Monday, September 7, 2009
Wondering why more and more mainstream fragrances keep getting worse and worse?
In this article, Chandler Burr discusses the not-so-new technology and sales survey methods that have been tailored to the fragrance industry in recent years.
Hmmmm. I have a hunch. (A “hunch” by my definition is a mysterious process by which a human mind -- one human, ideally -- will put together a vague, amorphous idea or decision, based on knowledge gleaned from different disciplines, along with specialized experience and a little time to think.) “Hunches,” aka “creativity,” are where the good stuff comes from -- or did, once.
I worked in the late, lamented music business, leaving it as it abandoned its own lifeblood: the discovery of new, the cultural catalyst, by way of the hunch. It’s now the realm of marketeers, focus groups, lawyers and bean-counters. I can’t help but see many parallels between that now-moribund business and the modern fragrance industry.

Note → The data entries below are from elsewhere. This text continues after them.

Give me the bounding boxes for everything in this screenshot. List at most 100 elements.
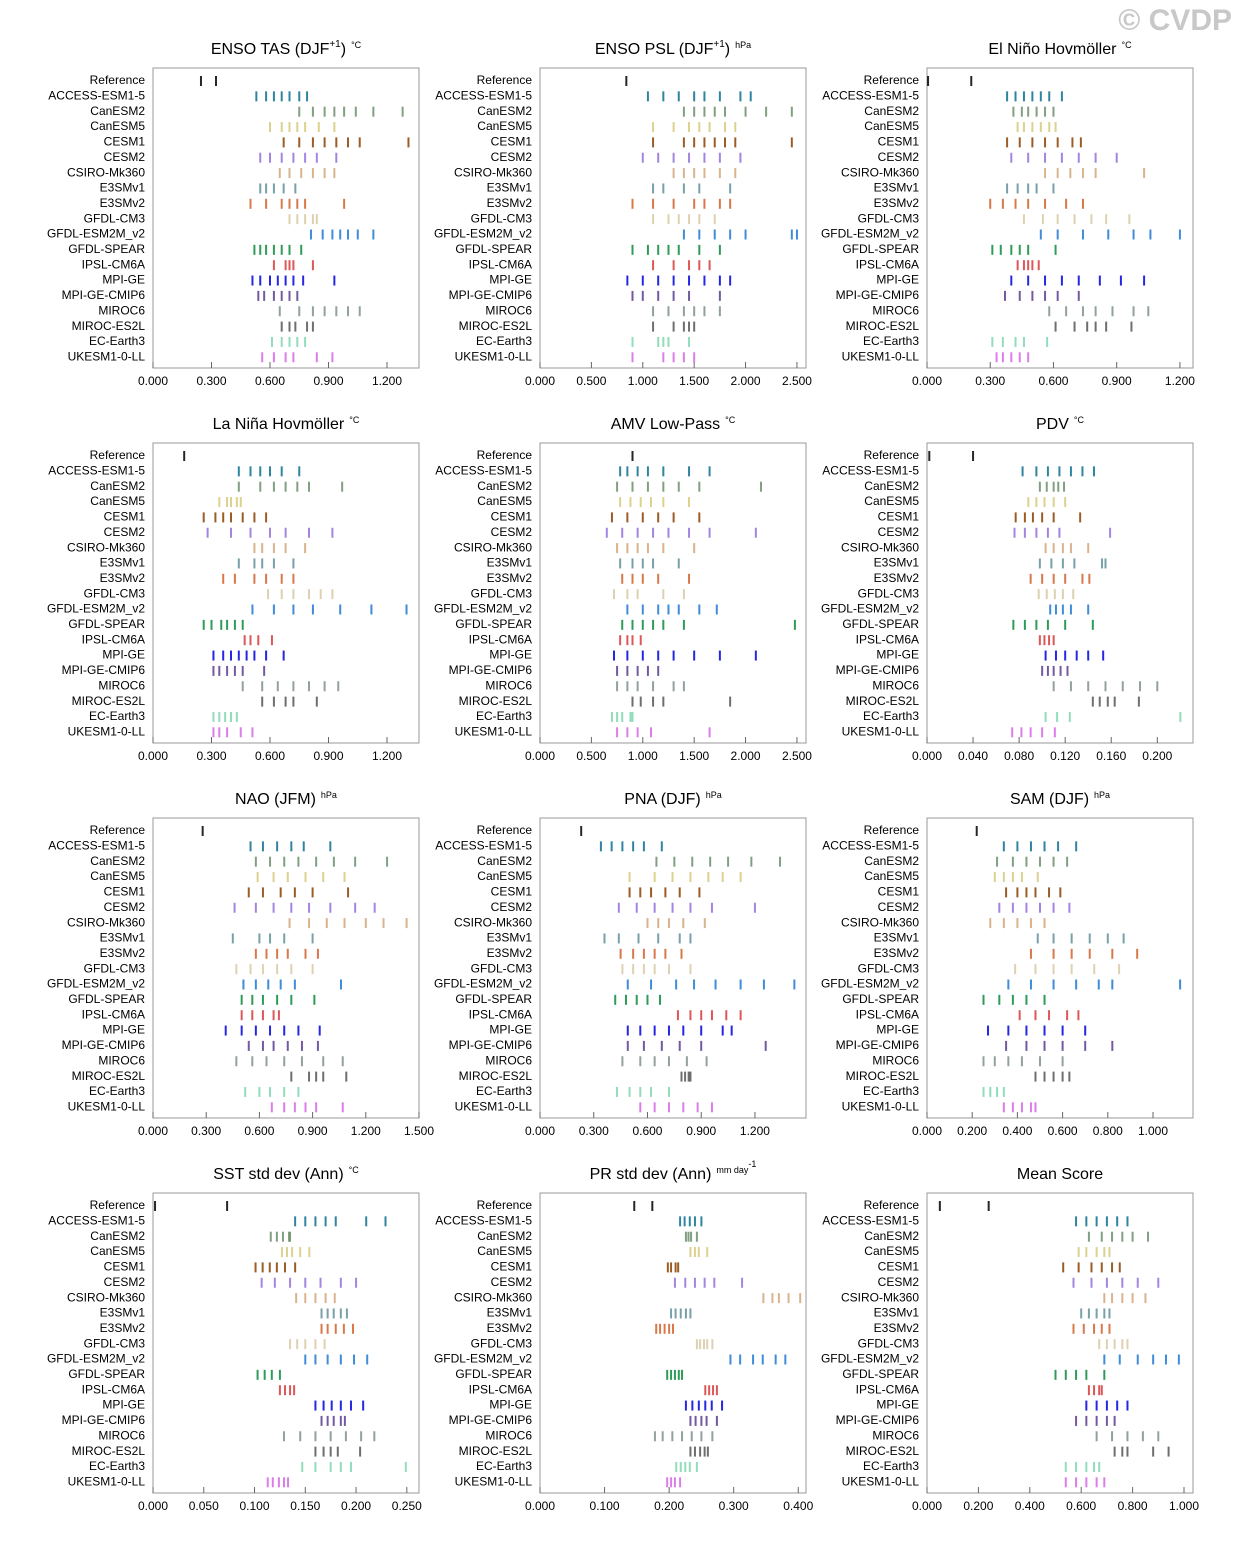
row-label: MIROC6 [485,303,532,317]
row-label: CanESM5 [477,1244,532,1258]
row-label: E3SMv2 [487,196,533,210]
x-tick-label: 0.300 [196,374,226,388]
row-label: UKESM1-0-LL [842,724,920,738]
title-part: +1 [329,39,341,50]
x-tick-label: 0.300 [196,749,226,763]
chart-title: La Niña Hovmöller °C [213,415,360,433]
row-label: E3SMv2 [874,946,920,960]
row-label: MIROC-ES2L [846,1069,920,1083]
row-label: GFDL-ESM2M_v2 [434,227,532,241]
row-label: E3SMv1 [874,1306,920,1320]
x-tick-label: 2.000 [731,374,761,388]
x-tick-label: 0.000 [912,749,942,763]
x-tick-label: 1.500 [679,374,709,388]
title-part: PR std dev (Ann) [590,1166,712,1183]
row-label: GFDL-ESM2M_v2 [47,227,145,241]
row-label: E3SMv2 [100,946,146,960]
row-label: MIROC6 [98,678,145,692]
row-label: MIROC6 [485,1053,532,1067]
chart-title: PDV °C [1036,415,1085,433]
row-label: CanESM5 [90,119,145,133]
row-label: GFDL-CM3 [858,1336,920,1350]
row-label: MIROC-ES2L [459,319,533,333]
row-label: CESM2 [878,1275,920,1289]
row-label: MPI-GE-CMIP6 [836,1413,920,1427]
title-part: La Niña Hovmöller [213,416,345,433]
units: hPa [706,790,722,800]
units: hPa [321,790,337,800]
x-tick-label: 0.400 [783,1499,813,1513]
row-label: GFDL-CM3 [858,211,920,225]
row-label: EC-Earth3 [89,334,145,348]
row-label: CanESM2 [90,479,145,493]
row-label: MIROC-ES2L [459,1069,533,1083]
title-part: PNA (DJF) [624,791,700,808]
row-label: UKESM1-0-LL [455,349,533,363]
row-label: UKESM1-0-LL [68,724,146,738]
x-tick-label: 0.400 [1002,1124,1032,1138]
x-tick-label: 1.200 [351,1124,381,1138]
row-label: GFDL-CM3 [471,1336,533,1350]
row-label: CESM1 [878,885,920,899]
chart-title: PNA (DJF) hPa [624,790,721,808]
x-tick-label: 0.900 [298,1124,328,1138]
row-label: CSIRO-Mk360 [67,915,145,929]
row-label: IPSL-CM6A [856,1382,919,1396]
row-label: CESM1 [104,1260,146,1274]
row-label: CESM2 [491,525,533,539]
row-label: MIROC6 [485,678,532,692]
row-label: UKESM1-0-LL [68,349,146,363]
row-label: MIROC6 [872,678,919,692]
row-label: IPSL-CM6A [856,257,919,271]
row-label: CanESM5 [864,869,919,883]
row-label: GFDL-SPEAR [455,242,532,256]
row-label: E3SMv2 [100,196,146,210]
row-label: E3SMv1 [100,1306,146,1320]
row-label: ACCESS-ESM1-5 [48,464,145,478]
row-label: EC-Earth3 [476,1084,532,1098]
title-part: El Niño Hovmöller [988,41,1117,58]
row-label: EC-Earth3 [89,709,145,723]
row-label: MIROC-ES2L [72,1444,146,1458]
row-label: CSIRO-Mk360 [67,540,145,554]
units: °C [349,1165,360,1175]
chart-title: Mean Score [1017,1166,1103,1183]
row-label: Reference [90,73,146,87]
row-label: E3SMv2 [487,946,533,960]
row-label: IPSL-CM6A [469,1007,532,1021]
x-tick-label: 0.900 [1102,374,1132,388]
row-label: GFDL-CM3 [84,211,146,225]
row-label: CESM2 [491,150,533,164]
row-label: GFDL-CM3 [471,211,533,225]
row-label: CSIRO-Mk360 [454,915,532,929]
x-tick-label: 0.100 [590,1499,620,1513]
row-label: E3SMv1 [487,556,533,570]
row-label: CESM2 [104,1275,146,1289]
row-label: MPI-GE [489,1398,532,1412]
row-label: GFDL-CM3 [471,961,533,975]
row-label: GFDL-SPEAR [68,617,145,631]
row-label: UKESM1-0-LL [68,1474,146,1488]
row-label: MPI-GE-CMIP6 [62,1413,146,1427]
title-part: ENSO TAS (DJF [211,41,330,58]
row-label: UKESM1-0-LL [455,1099,533,1113]
row-label: CanESM2 [90,104,145,118]
x-tick-label: 0.150 [290,1499,320,1513]
row-label: ACCESS-ESM1-5 [48,1214,145,1228]
row-label: ACCESS-ESM1-5 [435,1214,532,1228]
row-label: E3SMv2 [100,1321,146,1335]
row-label: MPI-GE-CMIP6 [449,288,533,302]
x-tick-label: 0.200 [654,1499,684,1513]
x-tick-label: 1.000 [628,749,658,763]
row-label: EC-Earth3 [863,709,919,723]
row-label: MPI-GE [102,1398,145,1412]
row-label: Reference [864,823,920,837]
title-part: +1 [713,39,725,50]
row-label: CESM2 [104,150,146,164]
x-tick-label: 1.000 [1169,1499,1199,1513]
row-label: IPSL-CM6A [82,1382,145,1396]
row-label: GFDL-ESM2M_v2 [47,1352,145,1366]
row-label: UKESM1-0-LL [68,1099,146,1113]
row-label: GFDL-SPEAR [455,992,532,1006]
row-label: MPI-GE [876,273,919,287]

The first clang of music’s funeral bell was “Soundscan,” a Neilsen-owned ratings system whereby actual sales figures could be transmitted to subscribers from cash registers, instead of depending on verbal or written reports from stores. Not that there’s anything wrong with that. It’s all just product, right?
Not necessarily. The reporting process bought time. It was essential to what was called “artist development,” which gave the artists some room to, well, develop; to get better, in other words. Groundbreaking talent was given time by way of a certain amount of industry hyping. Clerks had time to talk up good music and play it in the store. The ground was laid at the niche outlets, and only then was it taken to mainstream. All of this gave authentic word-of-mouth time to spread, which could take years. Now, it’s all about how many units sold last week.
Madonna is one example. Her first record was in the process of failing spectacularly, because only “urban” (read: black) radio would play it -- she sounded black on that album -- but, when they discovered she wasn’t, they backed off. “Pop” (read: white) radio wouldn’t play her because they thought she sounded too black. It was a social, and commercial, Catch-22.
The president of Madonna’s label wasn’t willing to give up on her that easily. He’d had a hunch about this snotty girl. He instructed everyone: keep trying. Don’t take “no.” Call in your favors. Buy some time while we figure out what to do. And during that time -- a few months -- the “Lucky Star” video appeared, and the nascent MTV began playing it. Within a year, Madonna was the biggest star in the world.
What would happen now?
That first record would have died. No one would know it had ever existed. It would slip into the not-urban not-pop chasm without a sound. Without impressive Soundscan figures, the corporate Suits would have forbidden any more spending. No more videos, no tour, no appearances. At the next marketing meeting -- four weeks later -- the record would have been declared a “stiff.” Next!
This dragon-swallowing-its-own-tail strategy of selling only what has already sold has been responsible, imho, for the rise of so much shoddy, market-driven music.
(If Madonna isn’t your favorite example of success based on a hunch, consider Bruce Springsteen: both of his first two records stiffed and the overheated p.r. for the third -- “Born to Run” -- caused a consumer backlash that took years to fade. Still, Springsteen’s label stuck with him, because the man who found him had time to keep the Suits at bay. Today, Bruce would be driving a truck.)
The Burr article says also that this polling research -- which includes exit polling on why-did-you-buy -- is expensive, so much so that only the big boys can afford it. The retailers, of course, want to minimize their risk; they want those sales figures and will only deal with manufacturers who can supply them. This neatly cuts out the innovative, the niche, the indie, the hunch.
Furthermore, once there is a chart, everybody wants to be on it; this company, NPD, has established a “Top 100” (sound familiar)? To get on this Top 100 list, companies will do whatever it takes, including more trade and consumer advertising, more point-of-purchase, celebrity shills, whatever; the money has to come from somewhere. Where does it come from? The cost of production, of course! The quality of the ingredients that can be used, in other words, to make the fragrance itself. Expensive, hard-to-source ingredients are doomed. Well, they were anyway; as of the reformulation deadline, January 2010, the bean-counters will have had their way, all in the name of protecting...us. It’s pretty impressive, when you think about it.
Market-driven: right into the ground.
It’s not just fragrance, or music, or movies. It’s everything.
Why did we become so afraid to take a chance?
*you may have to register with the New York Times to access the article. It’s free, and if you don’t like giving them your demographic info, hey...just make the stuff up.